Des gènes néandertaliens derrière les différences ethniques dans la réponse immunitaire
Des gènes acquis par les populations européennes dans des croisements entre leurs ancêtres et leurs cousins Néandertaliens, disparus il y a 30.000 ans, seraient responsables des réactions immunitaires différentes de celles des personnes d’origine africaine, suggèrent deux nouvelles études.
Ces travaux, parus jeudi dans la revue américaine Cell, expliqueraient ainsi pourquoi les Africains ont une réponse immunitaire plus forte aux infections et sont de ce fait plus sujets aux maladies auto-immunes.
Pour la première étude, le professeur Luis Barreiro, chercheur de l’université de Montréal au Canada, a isolé des cellules immunitaires appelées macrophages provenant de 80 Afro-américains et de 95 Américains d’origine européenne qu’il a exposées en laboratoire à des bactéries Listeria et salmonelles.
Les macrophages des Noirs américains ont détruit ces agents pathogènes trois fois plus rapidement que ceux des personnes d’origine européenne.
Les scientifiques ont ensuite mesuré l’activité de certains gènes en réponse à l’infection.
Environ 30% des quelque 12.000 gènes testés liés au système immunitaire ont eu une expression différente chez les deux groupes, et ce même avant l’infection.

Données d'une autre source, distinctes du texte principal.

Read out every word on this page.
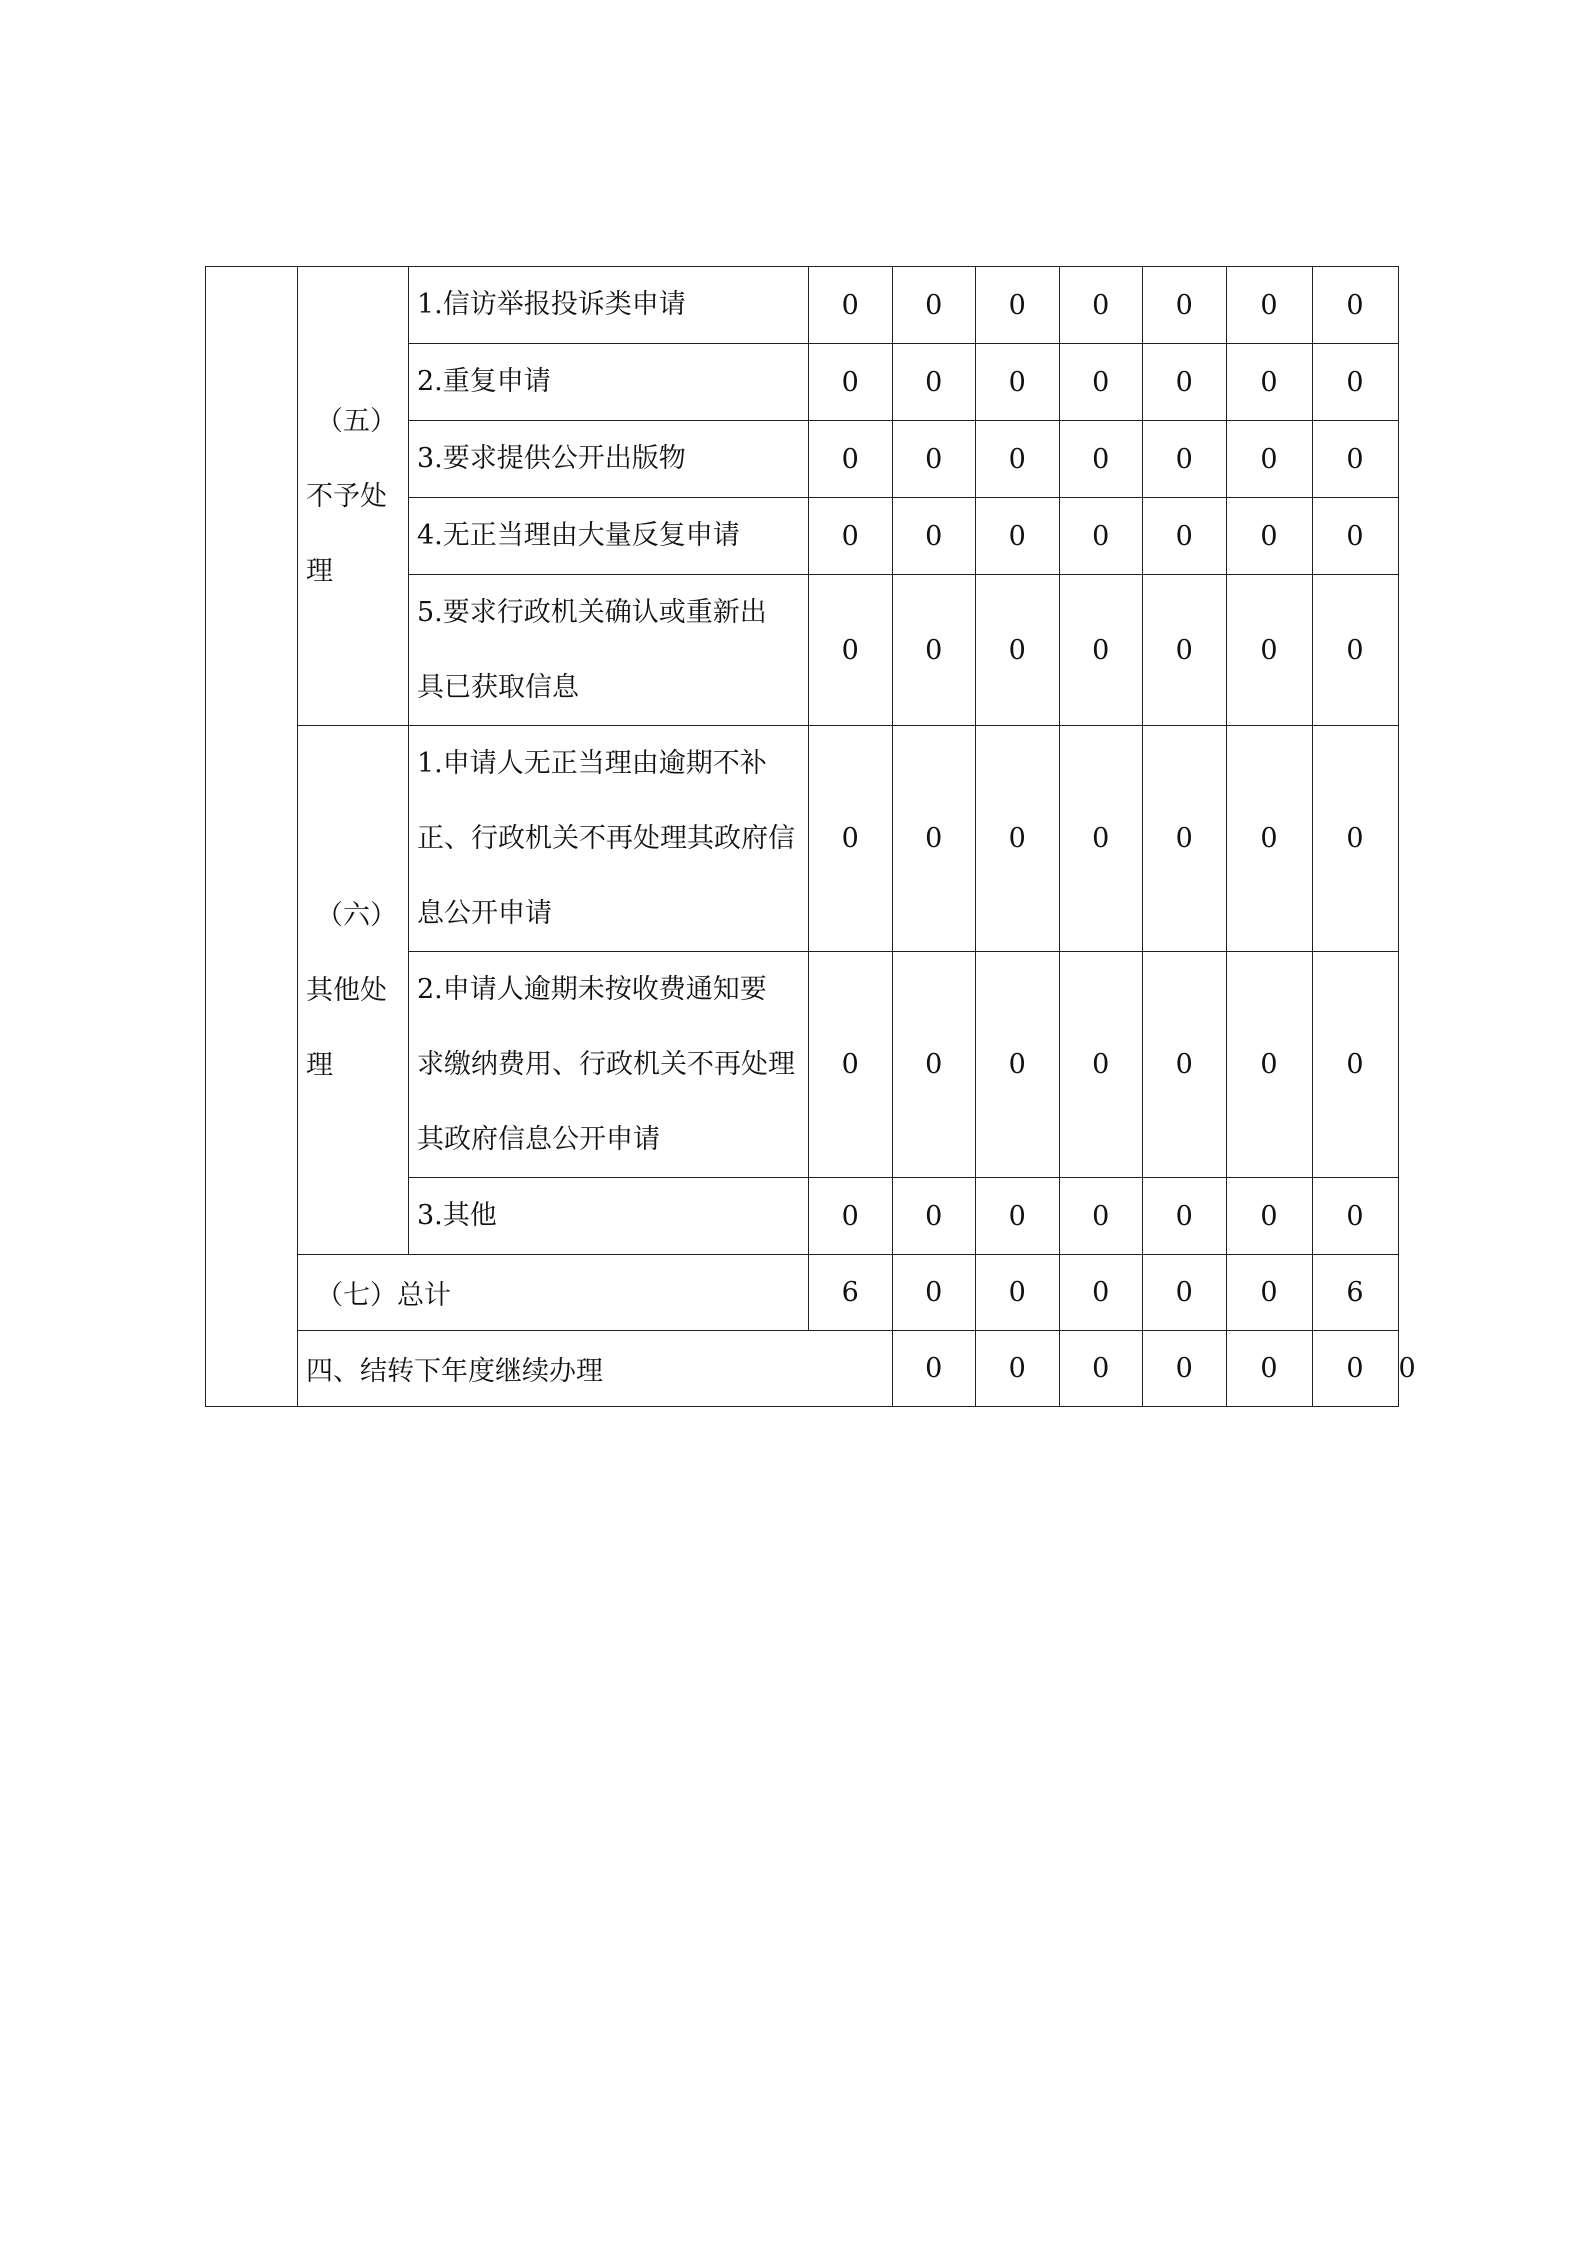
	（五）
不予处
理	1.信访举报投诉类申请	0	0	0	0	0	0	0	
		2.重复申请	0	0	0	0	0	0	0	
		3.要求提供公开出版物	0	0	0	0	0	0	0	
		4.无正当理由大量反复申请	0	0	0	0	0	0	0	

		5.要求行政机关确认或重新出
具已获取信息	0	0	0	0	0	0	0	

	（六）
其他处
理	1.申请人无正当理由逾期不补
正、行政机关不再处理其政府信
息公开申请	0	0	0	0	0	0	0	

		2.申请人逾期未按收费通知要
求缴纳费用、行政机关不再处理
其政府信息公开申请	0	0	0	0	0	0	0	
		3.其他	0	0	0	0	0	0	0	
	（七）总计		6	0	0	0	0	0	6	
	四、结转下年度继续办理			0	0	0	0	0	0	0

Un très grand nombre des gènes dont l’expression a changé au moment de la réaction immunitaire étaient très similaires à ceux provenant des Néandertaliens chez les Américains blancs. Ils ne sont pas présents chez les Africains.
Les scientifiques ont aussi découvert que le changement d’un seul gène au sein d’un important récepteur du système immunitaire réduisait l’inflammation seulement chez les populations européennes.
Ces chercheurs pensent que quand les hommes modernes ont quitté l’Afrique il y a plus de 60.000 ans, ils ont dû s’adapter pour survivre à différents agents pathogènes sur le continent européen.
Des croisements avec des Néandertaliens leur ont permis d’acquérir des gènes qui leur ont procuré une réponse immunitaire mieux adaptée pour lutter contre ces nouvelles infections.
Des études génomiques ont montré que le génome des hommes modernes contenait jusqu’à 4% de gènes néandertaliens.
Contraste frappant
« Je m’attendais à voir des différences dans la réponse immunitaire selon les origines ethniques des populations mais j’ai été surpris que les personnes de descendance africaine aient toutes eu une réaction nettement plus forte de leur système immunitaire », souligne le professeur Barreiro.
La seconde étude, menée par le généticien Lluis Quintana-Murci de l’Institut Pasteur à Paris, a porté sur des échantillons de cellules immunitaires différentes, des monocytes, provenant de 200 personnes dont environ la moitié était d’origine africaine et l’autre moitié, caucasienne.
Ils ont exposé ces monocytes dans une éprouvette à des bactéries et des virus.
Les chercheurs ont constaté les mêmes différences de réactions immunitaires, les gènes d’origine néandertalienne jouant un rôle majeur pour minimiser la réponse immunitaire chez les sujets d’origine européenne.
Le contraste était particulièrement frappant dans la réponse de ces groupes ethniques à une infection virale.
Pour certaines maladies comme la tuberculose, une réponse immunitaire moins forte paraît aider à mieux combattre l’infection, relèvent les scientifiques.
En revanche, un système immunitaire trop actif peut expliquer pourquoi les Afro-américaines souffrent jusqu’à trois fois plus de pathologies auto-immunes comme le lupus, la maladie de Crohn ou la sclérose en plaques que les Blanches, pointe le professeur Barreiro.
Ces différences semblent persister quel que soit le statut socioéconomique, le fait de fumer et le régime alimentaire.
Déterminer la part de la responsabilité génétique dans ces maladies devrait aider les chercheurs à mieux cerner le rôle des facteurs environnementaux, estiment les auteurs.
Selon les chercheurs, ces travaux « donnent de nouveaux outils pour comprendre les mécanismes qui sous-tendent la réaction immunitaire face aux infections ainsi que la prédisposition aux maladies, aussi bien au niveau individuel qu’à l’échelle des populations humaines ».